Is KYC a good thing? ›

KYC and being familiar with your customers' typical financial transactions makes you aware of any unusual or suspicious activity and reduces the risk of your business or organisation being exploited for money laundering or terrorism financing purposes.

Do you need to be KYC to withdraw crypto? ›

To withdraw cryptocurrency from your Crypto.com Exchange wallet you must first complete the KYC verification process. After you have logged in to your account, click Wallets. Find your cryptocurrency to withdraw and select Withdraw.

Is it safe to KYC? ›

KYC maintains the integrity of global markets and institutions and enables businesses and consumers to engage in transactions safely and securely.

What's bad about KYC? ›

Common challenges for KYC compliance

However, when they're creating AML and KYC processes, many companies are wasting huge sums of money and countless man hours because their processes are ineffective. Common challenges faced by firms include: High onboarding costs. Low conversion rates.

Why do people hate KYC? ›

Experienced crypto users often dislike KYC not because they seek to evade taxes or launder money but because it means losing control over their personal data.

What are the issues with KYC? ›

In general, there are three key elements in KYC that create challenges for businesses in order to stay compliant: Customer identification and verification.
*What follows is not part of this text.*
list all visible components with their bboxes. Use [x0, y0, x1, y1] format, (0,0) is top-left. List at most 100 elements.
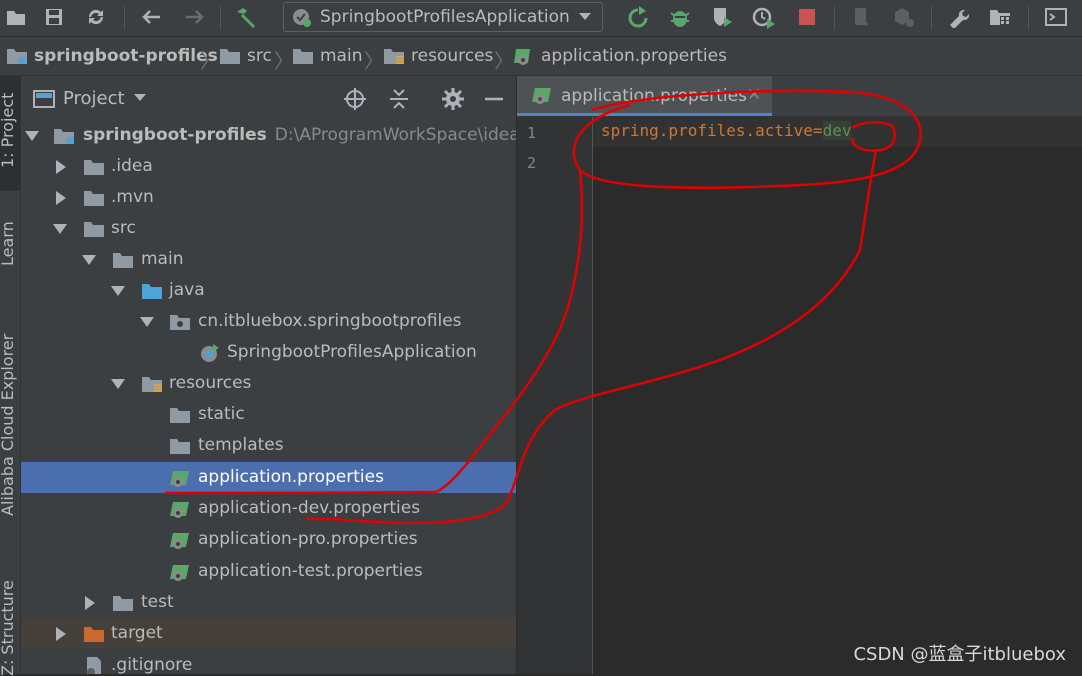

Businesses must collect and verify customer identities using reliable, independent sources, typically government-issued identification documents.

What is the biggest risk in crypto? ›

Cryptocurrency Risks
  • Cryptocurrency payments do not come with legal protections. Credit cards and debit cards have legal protections if something goes wrong. ...
  • Cryptocurrency payments typically are not reversible. ...
  • Some information about your transactions will likely be public.

How can I recover my stolen $30,000 Bitcoin? ›

Working with a Recovery Firm. A crypto recovery firm can help retrieve lost or stolen crypto funds. They use their technical expertise and resources to track down and recover lost crypto assets.

What is downside in crypto? ›

The lack of key transaction policies is a major drawback of cryptocurrencies. The no refund or cancellation policy can be considered the default stance for transactions wrongly made across crypto wallets, and each crypto stock exchange or app has its own rules.

What are the arguments against KYC? ›

Common challenges for KYC compliance
  • High onboarding costs.
  • Low conversion rates.
  • Lengthy onboarding processes.
  • Poor record keeping.
  • An inability to spot a change in circ*mstances.
  • Wasting time and money on false positives.
Aug 22, 2024

Is KYC safe or not? ›

This process is crucial for various industries, including banking, finance, and online services. However, cybercriminals exploit this legitimate procedure to trick individuals into divulging sensitive personal information. Common online KYC scams involve fake websites or phishing emails that mimic legitimate platforms.